Es ist wohl eher die völlig aus der Zeit gefallene Art und Weise von Wirtz, die Entsetzen und Fremdscham auslöst. Weiteres Beispiel gefällig? Die Vorband Ambo, eine junge Rockgruppe mit frischem Sound, die einen gelungenen Support-Auftritt hinlegt, hat er mit seinen Bandkollegen in einer Kneipe in den Niederlanden gesehen. Eigentlich eine schöne Gelegenheit, neue Musik kennenzulernen und sich inspirieren zu lassen. Wie kann man diese Ansage also bitteschön auch noch versauen? Naja, aufgefallen seien dem 48-jährigen nicht nur die Songs von Ambo, sondern auch die „geilen Titten“ der Sängerin. Genauso formuliert er es auf der Bühne. Bis der Gitarrist JB Meijers gesagt hätte, „Finger weg von meiner Tochter“. Während vieles an diesem Abend so schwammig und vage formuliert ist, dass es ein paar Tage Arbeit für eine Einordnung bedarf, ist diese Beschreibung so explizit abstoßend, dass sie wohl nicht weiter kommentiert werden muss.
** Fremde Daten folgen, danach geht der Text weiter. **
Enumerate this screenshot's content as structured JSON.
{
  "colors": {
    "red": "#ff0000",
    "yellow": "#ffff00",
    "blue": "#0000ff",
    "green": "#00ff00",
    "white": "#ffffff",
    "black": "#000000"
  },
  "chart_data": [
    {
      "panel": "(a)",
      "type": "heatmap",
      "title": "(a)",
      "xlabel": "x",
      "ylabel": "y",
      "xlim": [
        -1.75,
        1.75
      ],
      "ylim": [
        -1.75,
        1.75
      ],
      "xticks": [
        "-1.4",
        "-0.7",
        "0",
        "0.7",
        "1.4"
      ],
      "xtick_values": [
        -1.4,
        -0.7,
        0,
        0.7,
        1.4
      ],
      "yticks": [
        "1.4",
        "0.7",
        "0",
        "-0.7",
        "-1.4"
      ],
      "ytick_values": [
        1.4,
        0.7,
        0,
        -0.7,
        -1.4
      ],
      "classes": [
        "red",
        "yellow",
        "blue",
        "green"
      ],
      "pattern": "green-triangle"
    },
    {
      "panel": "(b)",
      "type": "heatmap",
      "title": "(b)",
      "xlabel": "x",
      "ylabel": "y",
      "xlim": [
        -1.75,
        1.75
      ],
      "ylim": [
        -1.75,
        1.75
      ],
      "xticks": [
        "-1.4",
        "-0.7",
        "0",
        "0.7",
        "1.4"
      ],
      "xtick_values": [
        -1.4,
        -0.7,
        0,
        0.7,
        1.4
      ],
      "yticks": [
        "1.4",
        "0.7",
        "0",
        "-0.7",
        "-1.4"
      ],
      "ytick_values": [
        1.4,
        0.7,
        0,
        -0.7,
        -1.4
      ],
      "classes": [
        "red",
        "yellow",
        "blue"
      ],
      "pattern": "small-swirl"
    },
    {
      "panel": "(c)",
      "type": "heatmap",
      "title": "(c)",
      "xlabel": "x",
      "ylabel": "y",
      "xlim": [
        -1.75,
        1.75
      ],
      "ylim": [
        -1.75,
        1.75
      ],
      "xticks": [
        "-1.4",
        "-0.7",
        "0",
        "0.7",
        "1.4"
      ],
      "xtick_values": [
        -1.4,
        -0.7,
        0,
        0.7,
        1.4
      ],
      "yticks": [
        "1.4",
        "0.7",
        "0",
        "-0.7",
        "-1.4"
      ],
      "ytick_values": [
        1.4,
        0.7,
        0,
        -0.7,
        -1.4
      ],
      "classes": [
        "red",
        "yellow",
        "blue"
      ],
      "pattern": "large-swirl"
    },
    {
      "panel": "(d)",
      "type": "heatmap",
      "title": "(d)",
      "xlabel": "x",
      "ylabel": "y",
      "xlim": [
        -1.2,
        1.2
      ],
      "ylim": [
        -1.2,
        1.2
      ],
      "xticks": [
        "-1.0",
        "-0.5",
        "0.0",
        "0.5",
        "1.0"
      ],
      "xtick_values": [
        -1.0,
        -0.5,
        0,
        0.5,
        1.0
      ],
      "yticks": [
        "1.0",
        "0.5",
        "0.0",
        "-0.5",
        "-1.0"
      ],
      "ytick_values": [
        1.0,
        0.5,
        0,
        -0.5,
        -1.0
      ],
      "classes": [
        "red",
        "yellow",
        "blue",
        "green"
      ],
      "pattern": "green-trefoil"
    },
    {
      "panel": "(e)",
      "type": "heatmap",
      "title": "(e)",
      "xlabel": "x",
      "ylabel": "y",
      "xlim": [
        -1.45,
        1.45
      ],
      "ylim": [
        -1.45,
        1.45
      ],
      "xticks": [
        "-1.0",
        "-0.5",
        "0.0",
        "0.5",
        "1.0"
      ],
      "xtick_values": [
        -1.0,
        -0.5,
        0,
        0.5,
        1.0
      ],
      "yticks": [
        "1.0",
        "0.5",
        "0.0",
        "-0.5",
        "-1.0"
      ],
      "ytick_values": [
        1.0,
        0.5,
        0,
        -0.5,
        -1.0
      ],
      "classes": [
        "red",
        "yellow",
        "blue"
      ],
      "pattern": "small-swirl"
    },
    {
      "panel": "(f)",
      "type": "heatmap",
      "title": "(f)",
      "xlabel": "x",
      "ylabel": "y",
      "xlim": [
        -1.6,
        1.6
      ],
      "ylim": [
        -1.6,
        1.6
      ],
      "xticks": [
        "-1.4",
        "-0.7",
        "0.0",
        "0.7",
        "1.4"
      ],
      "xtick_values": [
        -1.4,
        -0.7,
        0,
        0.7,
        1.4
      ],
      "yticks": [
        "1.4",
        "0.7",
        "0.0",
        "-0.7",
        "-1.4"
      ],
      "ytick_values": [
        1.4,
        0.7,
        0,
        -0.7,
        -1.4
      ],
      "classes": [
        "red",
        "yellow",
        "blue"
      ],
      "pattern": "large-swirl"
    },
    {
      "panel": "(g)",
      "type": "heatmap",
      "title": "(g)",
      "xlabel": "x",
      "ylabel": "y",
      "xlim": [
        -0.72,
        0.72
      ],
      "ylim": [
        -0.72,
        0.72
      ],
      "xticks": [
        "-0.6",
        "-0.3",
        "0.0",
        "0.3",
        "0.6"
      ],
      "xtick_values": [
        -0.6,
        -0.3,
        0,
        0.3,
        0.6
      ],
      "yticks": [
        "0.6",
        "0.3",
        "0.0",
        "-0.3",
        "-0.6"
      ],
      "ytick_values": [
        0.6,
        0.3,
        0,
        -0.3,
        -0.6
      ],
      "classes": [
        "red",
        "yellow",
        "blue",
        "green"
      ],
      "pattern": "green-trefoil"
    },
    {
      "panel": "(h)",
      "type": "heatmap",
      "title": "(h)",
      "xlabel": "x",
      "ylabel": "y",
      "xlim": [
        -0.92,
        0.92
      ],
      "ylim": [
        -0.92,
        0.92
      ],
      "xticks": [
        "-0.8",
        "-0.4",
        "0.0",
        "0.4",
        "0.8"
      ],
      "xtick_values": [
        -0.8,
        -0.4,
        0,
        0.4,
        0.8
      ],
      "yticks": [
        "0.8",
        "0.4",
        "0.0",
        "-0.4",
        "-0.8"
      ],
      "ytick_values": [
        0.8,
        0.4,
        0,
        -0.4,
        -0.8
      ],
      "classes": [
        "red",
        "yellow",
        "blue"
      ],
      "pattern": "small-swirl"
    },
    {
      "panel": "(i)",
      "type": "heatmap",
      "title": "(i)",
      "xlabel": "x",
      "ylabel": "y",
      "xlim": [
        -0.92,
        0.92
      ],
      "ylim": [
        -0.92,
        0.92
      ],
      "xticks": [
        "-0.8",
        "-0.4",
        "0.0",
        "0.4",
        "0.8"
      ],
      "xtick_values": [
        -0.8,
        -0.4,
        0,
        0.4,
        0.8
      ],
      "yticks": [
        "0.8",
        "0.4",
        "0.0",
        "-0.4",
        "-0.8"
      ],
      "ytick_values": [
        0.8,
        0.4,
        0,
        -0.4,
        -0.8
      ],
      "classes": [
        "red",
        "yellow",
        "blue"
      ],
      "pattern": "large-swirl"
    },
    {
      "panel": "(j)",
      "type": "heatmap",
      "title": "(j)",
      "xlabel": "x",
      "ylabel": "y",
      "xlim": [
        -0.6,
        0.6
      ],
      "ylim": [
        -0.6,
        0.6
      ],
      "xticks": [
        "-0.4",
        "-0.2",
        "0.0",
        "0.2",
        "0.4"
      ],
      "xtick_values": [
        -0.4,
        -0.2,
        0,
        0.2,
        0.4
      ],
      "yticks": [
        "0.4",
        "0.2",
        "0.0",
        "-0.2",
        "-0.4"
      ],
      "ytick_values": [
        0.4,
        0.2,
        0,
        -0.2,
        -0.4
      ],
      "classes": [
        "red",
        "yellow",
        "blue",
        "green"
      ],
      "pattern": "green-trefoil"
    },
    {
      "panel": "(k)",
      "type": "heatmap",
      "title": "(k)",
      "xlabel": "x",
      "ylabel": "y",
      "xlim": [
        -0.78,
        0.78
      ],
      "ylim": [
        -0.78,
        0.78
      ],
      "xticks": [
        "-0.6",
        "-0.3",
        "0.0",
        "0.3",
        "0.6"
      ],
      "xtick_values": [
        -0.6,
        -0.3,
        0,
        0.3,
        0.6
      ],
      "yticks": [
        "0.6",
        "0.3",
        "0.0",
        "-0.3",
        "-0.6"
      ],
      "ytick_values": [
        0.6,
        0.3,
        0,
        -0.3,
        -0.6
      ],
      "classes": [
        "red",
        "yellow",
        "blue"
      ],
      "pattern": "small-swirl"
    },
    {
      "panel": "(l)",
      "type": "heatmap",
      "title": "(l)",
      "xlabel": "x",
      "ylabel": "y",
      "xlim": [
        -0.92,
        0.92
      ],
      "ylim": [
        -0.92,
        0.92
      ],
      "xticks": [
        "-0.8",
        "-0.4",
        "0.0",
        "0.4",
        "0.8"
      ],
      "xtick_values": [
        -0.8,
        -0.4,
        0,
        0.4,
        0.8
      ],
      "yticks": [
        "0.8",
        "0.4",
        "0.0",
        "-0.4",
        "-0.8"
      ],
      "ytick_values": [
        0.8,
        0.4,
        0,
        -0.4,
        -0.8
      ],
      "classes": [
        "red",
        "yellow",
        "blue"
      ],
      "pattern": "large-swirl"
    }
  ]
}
„Platz Eins ist reserviert“ ließ Daniel Wirtz im Titeltrack wissen. Dass dies etwas zu hochgegriffen war wird spätestens klar, als er seine Fans im Modernes fast schon anfleht, am Merch neben der neuen Platte auch ein Shirt zu kaufen, da der Umsatz so als Bundle in die Albumcharts fließen kann, die am Folgetag erscheinen. Beachtlich und verzweifelt für jemanden, der mal gegen Kommerzialisierung im Musikbusiness angetreten ist. „DNA“ steigt einen Tag später auf Platz vier in die Albumcharts ein. Wer solche Aussagen tätigt wie Daniel Wirtz am Donnerstag auf seiner ersten Tour nach Corona, der braucht sich überhaupt nicht zu wundern oder zu beschweren, wenn er ab jetzt völlig zurecht aufs Abstellgleis geschoben wird.